American Airlines has new attorneys after previous lawyers said a 9-year-old should have realized she was being recorded in the bathroom by a flight attendant.

The airline is facing several lawsuits stemming from criminal charges against Estes Carter Thompson, a former flight attendant accused of filming underage girls by taping his phone to the bathroom toilet seat.

Police arrested Thompson after a 14-year-old girl noticed a phone with its camera flashlight turned on in the bathroom on a flight from North Carolina to New York in September 2023, police say.

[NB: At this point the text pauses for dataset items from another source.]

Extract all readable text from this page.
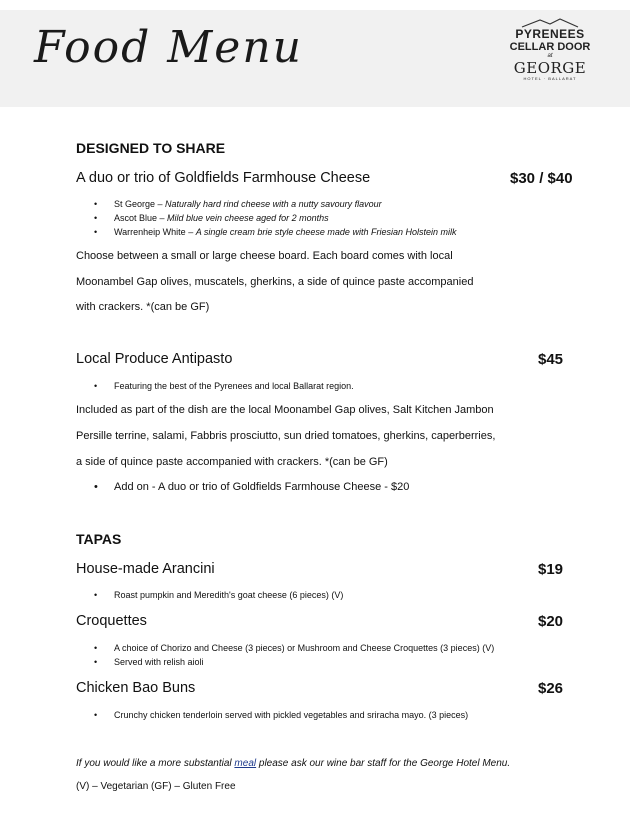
Food Menu	PYRENEES
CELLAR DOOR
at
GEORGE
HOTEL · BALLARAT
DESIGNED TO SHARE
A duo or trio of Goldfields Farmhouse Cheese	$30 / $40
• St George – Naturally hard rind cheese with a nutty savoury flavour
• Ascot Blue – Mild blue vein cheese aged for 2 months
• Warrenheip White – A single cream brie style cheese made with Friesian Holstein milk
Choose between a small or large cheese board. Each board comes with local
Moonambel Gap olives, muscatels, gherkins, a side of quince paste accompanied
with crackers. *(can be GF)
Local Produce Antipasto	$45
• Featuring the best of the Pyrenees and local Ballarat region.
Included as part of the dish are the local Moonambel Gap olives, Salt Kitchen Jambon
Persille terrine, salami, Fabbris prosciutto, sun dried tomatoes, gherkins, caperberries,
a side of quince paste accompanied with crackers. *(can be GF)
• Add on - A duo or trio of Goldfields Farmhouse Cheese - $20
TAPAS
House-made Arancini	$19
• Roast pumpkin and Meredith's goat cheese (6 pieces) (V)
Croquettes	$20
• A choice of Chorizo and Cheese (3 pieces) or Mushroom and Cheese Croquettes (3 pieces) (V)
• Served with relish aioli
Chicken Bao Buns	$26
• Crunchy chicken tenderloin served with pickled vegetables and sriracha mayo. (3 pieces)
If you would like a more substantial meal please ask our wine bar staff for the George Hotel Menu.
(V) – Vegetarian (GF) – Gluten Free
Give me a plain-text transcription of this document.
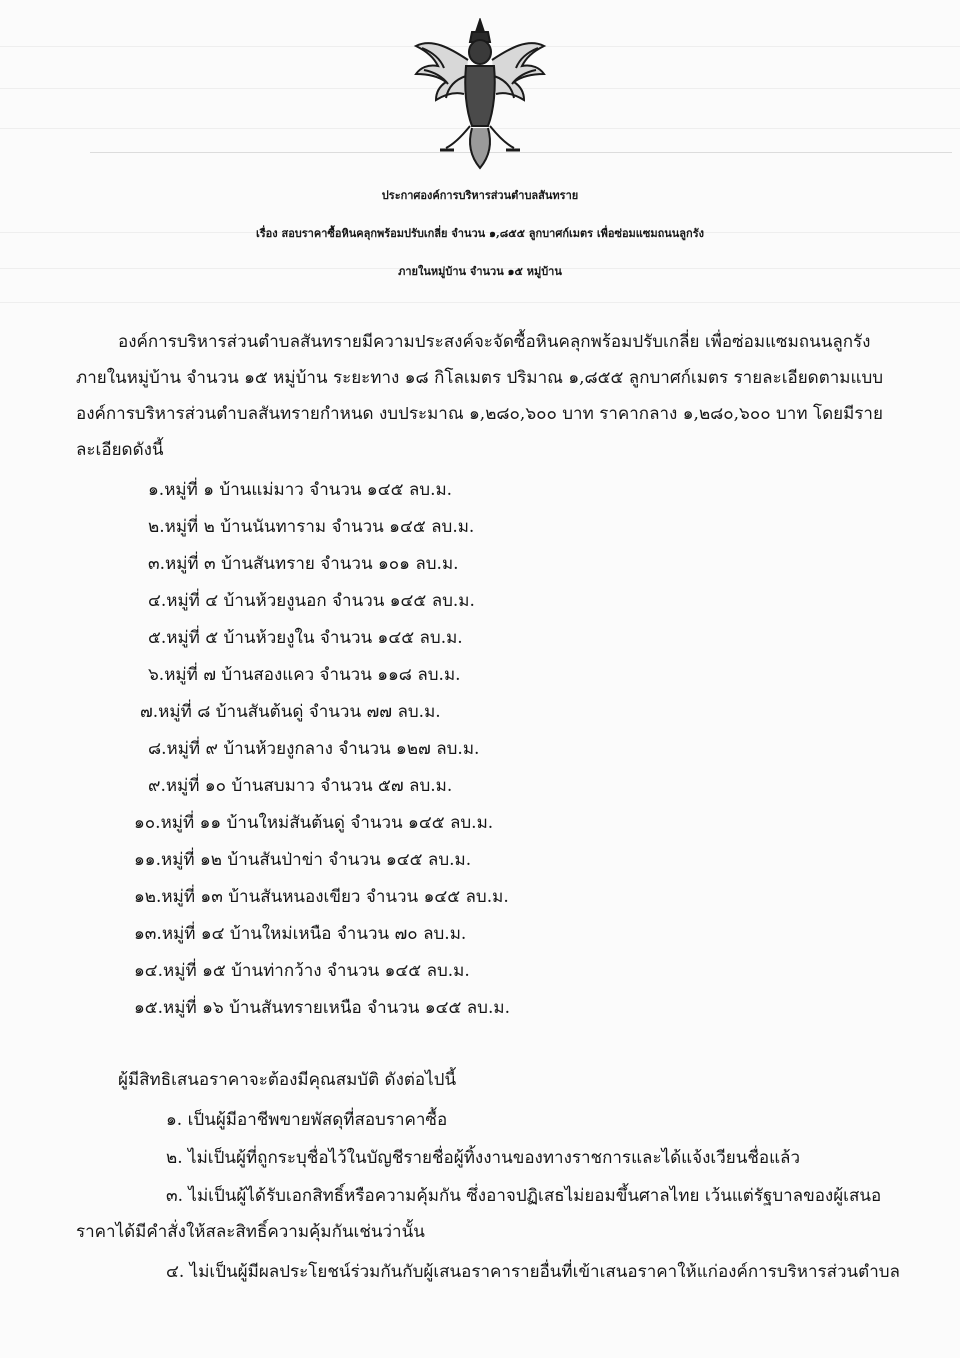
ประกาศองค์การบริหารส่วนตำบลสันทราย
เรื่อง สอบราคาซื้อหินคลุกพร้อมปรับเกลี่ย จำนวน ๑,๘๕๕ ลูกบาศก์เมตร เพื่อซ่อมแซมถนนลูกรัง
ภายในหมู่บ้าน จำนวน ๑๕ หมู่บ้าน
องค์การบริหารส่วนตำบลสันทรายมีความประสงค์จะจัดซื้อหินคลุกพร้อมปรับเกลี่ย เพื่อซ่อมแซมถนนลูกรัง
ภายในหมู่บ้าน จำนวน ๑๕ หมู่บ้าน ระยะทาง ๑๘ กิโลเมตร ปริมาณ ๑,๘๕๕ ลูกบาศก์เมตร รายละเอียดตามแบบ
องค์การบริหารส่วนตำบลสันทรายกำหนด งบประมาณ ๑,๒๘๐,๖๐๐ บาท ราคากลาง ๑,๒๘๐,๖๐๐ บาท โดยมีราย
ละเอียดดังนี้
๑.หมู่ที่ ๑ บ้านแม่มาว จำนวน ๑๔๕ ลบ.ม.
๒.หมู่ที่ ๒ บ้านนันทาราม จำนวน ๑๔๕ ลบ.ม.
๓.หมู่ที่ ๓ บ้านสันทราย จำนวน ๑๐๑ ลบ.ม.
๔.หมู่ที่ ๔ บ้านห้วยงูนอก จำนวน ๑๔๕ ลบ.ม.
๕.หมู่ที่ ๕ บ้านห้วยงูใน จำนวน ๑๔๕ ลบ.ม.
๖.หมู่ที่ ๗ บ้านสองแคว จำนวน ๑๑๘ ลบ.ม.
๗.หมู่ที่ ๘ บ้านสันต้นดู่ จำนวน ๗๗ ลบ.ม.
๘.หมู่ที่ ๙ บ้านห้วยงูกลาง จำนวน ๑๒๗ ลบ.ม.
๙.หมู่ที่ ๑๐ บ้านสบมาว จำนวน ๕๗ ลบ.ม.
๑๐.หมู่ที่ ๑๑ บ้านใหม่สันต้นดู่ จำนวน ๑๔๕ ลบ.ม.
๑๑.หมู่ที่ ๑๒ บ้านสันป่าข่า จำนวน ๑๔๕ ลบ.ม.
๑๒.หมู่ที่ ๑๓ บ้านสันหนองเขียว จำนวน ๑๔๕ ลบ.ม.
๑๓.หมู่ที่ ๑๔ บ้านใหม่เหนือ จำนวน ๗๐ ลบ.ม.
๑๔.หมู่ที่ ๑๕ บ้านท่ากว้าง จำนวน ๑๔๕ ลบ.ม.
๑๕.หมู่ที่ ๑๖ บ้านสันทรายเหนือ จำนวน ๑๔๕ ลบ.ม.
ผู้มีสิทธิเสนอราคาจะต้องมีคุณสมบัติ ดังต่อไปนี้
๑. เป็นผู้มีอาชีพขายพัสดุที่สอบราคาซื้อ
๒. ไม่เป็นผู้ที่ถูกระบุชื่อไว้ในบัญชีรายชื่อผู้ทิ้งงานของทางราชการและได้แจ้งเวียนชื่อแล้ว
๓. ไม่เป็นผู้ได้รับเอกสิทธิ์หรือความคุ้มกัน ซึ่งอาจปฏิเสธไม่ยอมขึ้นศาลไทย เว้นแต่รัฐบาลของผู้เสนอ
ราคาได้มีคำสั่งให้สละสิทธิ์ความคุ้มกันเช่นว่านั้น
๔. ไม่เป็นผู้มีผลประโยชน์ร่วมกันกับผู้เสนอราคารายอื่นที่เข้าเสนอราคาให้แก่องค์การบริหารส่วนตำบล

He is facing federal charges of attempted sexual exploitation of children and possession of images of child sexual abuse.

The girl’s mother previously told Business Insider that Thompson used “psychological tricks” to make her think the interaction wasn’t strange.

Paul Llewellyn, an attorney representing the 14-year-old girl’s family in a civil suit, is also representing the family of a 9-year-old who says Thompson also filmed her on a flight in January 2023.

Attorneys representing American Airlines in that lawsuit claimed in court records this week that the 9-year-old “knew or should have known” that the bathroom “contained a visible and illuminated recording device,” absolving the airline of negligence.

Llewellyn called the claims “not credible” and said the airline should have never “taken this position in the first place.”

The airlines later walked back the claims in court, amended the complaint, and issued a statement to Business Insider that said the defense was “not representative of our airline.”

Now, American Airlines confirmed to Business Insider that the airline is no longer retaining the attorneys who wrote the complaint, offering no further comment on the change.

Llewellyn told BI in a statement that American Airlines switched attorneys “as a result of the intense media and public backlash surrounding the outrageous allegation.”

“With the benefit of this new legal representation, we hope that American Airlines will now take a fresh look at the case and finally take some measure of responsibility for what happened to our client,” Llewellyn said. “Otherwise, we are very confident that a Texas jury will do the right thing and hold American Airlines responsible.”